Wu mengatakan risiko konflik militer di Selat Taiwan jauh lebih tinggi daripada sebelumnya. Namun ia juga mencatat bahwa Taipei tidak mengharapkan Perdana Menteri Scott Morrison atau mitra internasional lainnya untuk mengirim pasukan ke wilayah tersebut.
Hal itu diungkapkan Wu kepada Stan Grant dari program ABC News Australia The World.
Selama wawancara, Wu mengatakan, Taipei "merasakan panasnya" aktivitas militer China yang intensif di sekitar Taiwan, yang juga termasuk dua latihan pendaratan skala besar yang dilakukan oleh Angkatan Laut China pada bulan November lalu.
Wu mengatakan Presiden China Xi Jinping telah membuat negara itu lebih otoriter dari sebelumnya dengan pemberlakuan hukum keamanan nasional di Hong Kong musim panas ini dan ekspansinya ke luar China ke perairan yang disengketakan di Laut China Timur dan Selatan.
"Jika Anda melihat persiapan di pihak China, kami harus sangat prihatin tentang prospek nyata China melancarkan serangan militer terhadap Taiwan," kata Wu.
"Sebagai pembuat keputusan, saya dapat memberi tahu Anda bahwa kami sedang melihatnya tanpa hati yang ringan," imbuhnya seperti dikutip dari Newsweek, Selasa (1/12/2020).
Ia mengatakan Taipei sedang membuat persiapan untuk konflik militer yang menurutnya berpotensi meluas ke kawasan Asia-Pasifik yang lebih luas.
Ia bersikeras Taiwan berusaha untuk bertindak secara moderat dan bertanggung jawab agar tidak memberi Beijing alasan untuk melancarkan serangan. Namun, pemerintah Presiden Tsai Ing-wen menerima kunjungan resmi pejabat tingkat kabinet Amerika Serikat (AS) pada Agustus dan September, sementara juga melakukan tidak kurang dari 10 kesepakatan senjata dengan Departemen Luar Negeri Presiden Donald Trump sejak 2017.(Baca juga: China Peringatkan Biden Soal Dukungan untuk Taiwan )
Terlepas dari klaim Wu bahwa Taiwan akan mencoba menghindari tindakan yang dapat dianggap provokatif, Beijing telah berulang kali memperingatkan bahwa pertukaran antara Taipei dan Washington telah melewati semacam garis merah.
Wu lantas menegaskan seruan Presiden AS terpilih Joe Biden untuk koalisi demokrasi, mengatakan dia percaya negara-negara yang berpikiran sama, termasuk Australia, harus bekerja sama untuk melawan agresi China.
"Australia telah menjadi elemen atau aktor yang sangat kuat di Indo-Pasifik," ucap Wu.

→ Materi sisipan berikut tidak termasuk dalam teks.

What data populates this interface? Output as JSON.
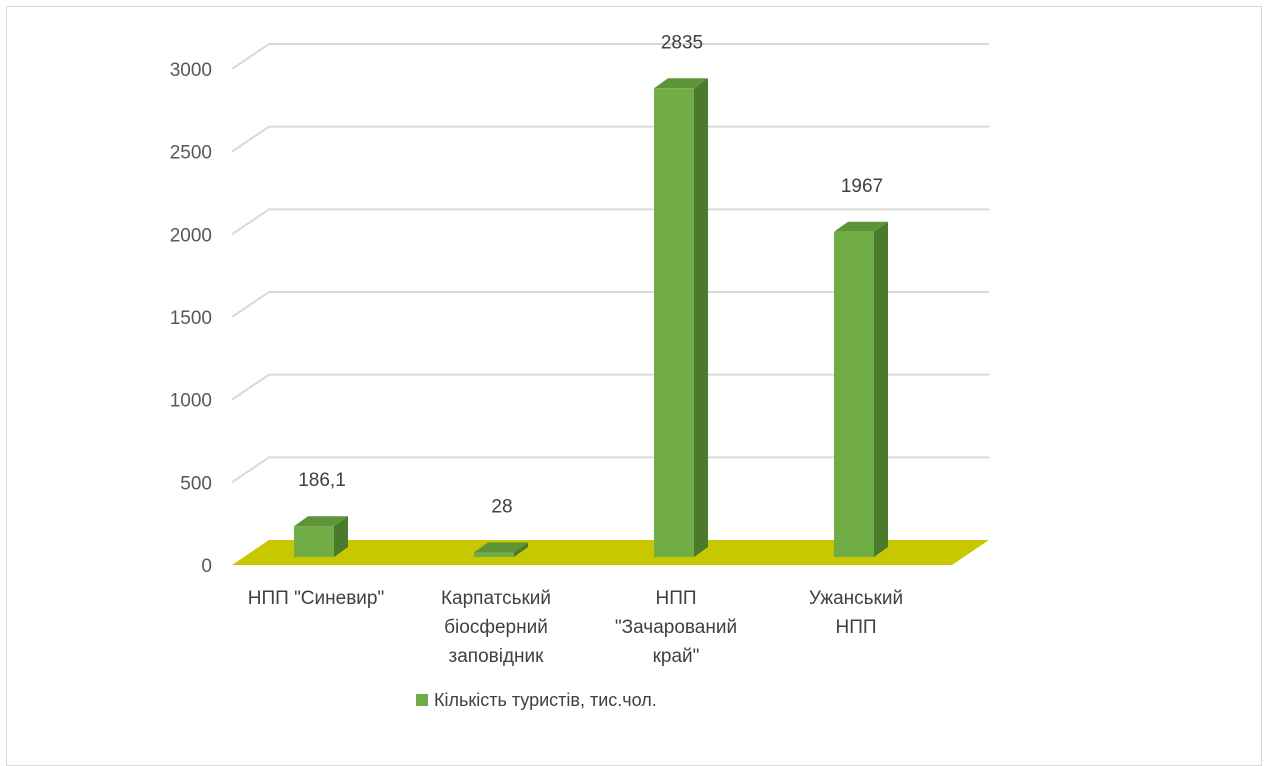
{
  "chart_data": {
    "type": "bar",
    "categories": [
      [
        "НПП \"Синевир\""
      ],
      [
        "Карпатський",
        "біосферний",
        "заповідник"
      ],
      [
        "НПП",
        "\"Зачарований",
        "край\""
      ],
      [
        "Ужанський",
        "НПП"
      ]
    ],
    "series": [
      {
        "name": "Кількість туристів, тис.чол.",
        "values": [
          186.1,
          28,
          2835,
          1967
        ],
        "labels": [
          "186,1",
          "28",
          "2835",
          "1967"
        ],
        "color": "#70ad47"
      }
    ],
    "ylim": [
      0,
      3000
    ],
    "yticks": [
      "0",
      "500",
      "1000",
      "1500",
      "2000",
      "2500",
      "3000"
    ],
    "grid": true,
    "floor_color": "#c8c800",
    "legend_position": "bottom"
  }
}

"Saya telah melihat sepanjang sejarah bahwa Australia telah berkorban begitu banyak untuk melindungi prinsip dan nilai (global). Oleh karena itu, saya melihat negara-negara yang berpikiran sama seperti Jepang dan Australia serta India dan Amerika Serikat juga dapat bekerja sama untuk mencegah China dari ekspansionisme lebih lanjut," imbuhnya.
"Kami selalu mengatakan bahwa pertahanan Taiwan adalah tanggung jawab kami sendiri, dan kami memiliki tekad untuk mempertahankan diri," ujarnya.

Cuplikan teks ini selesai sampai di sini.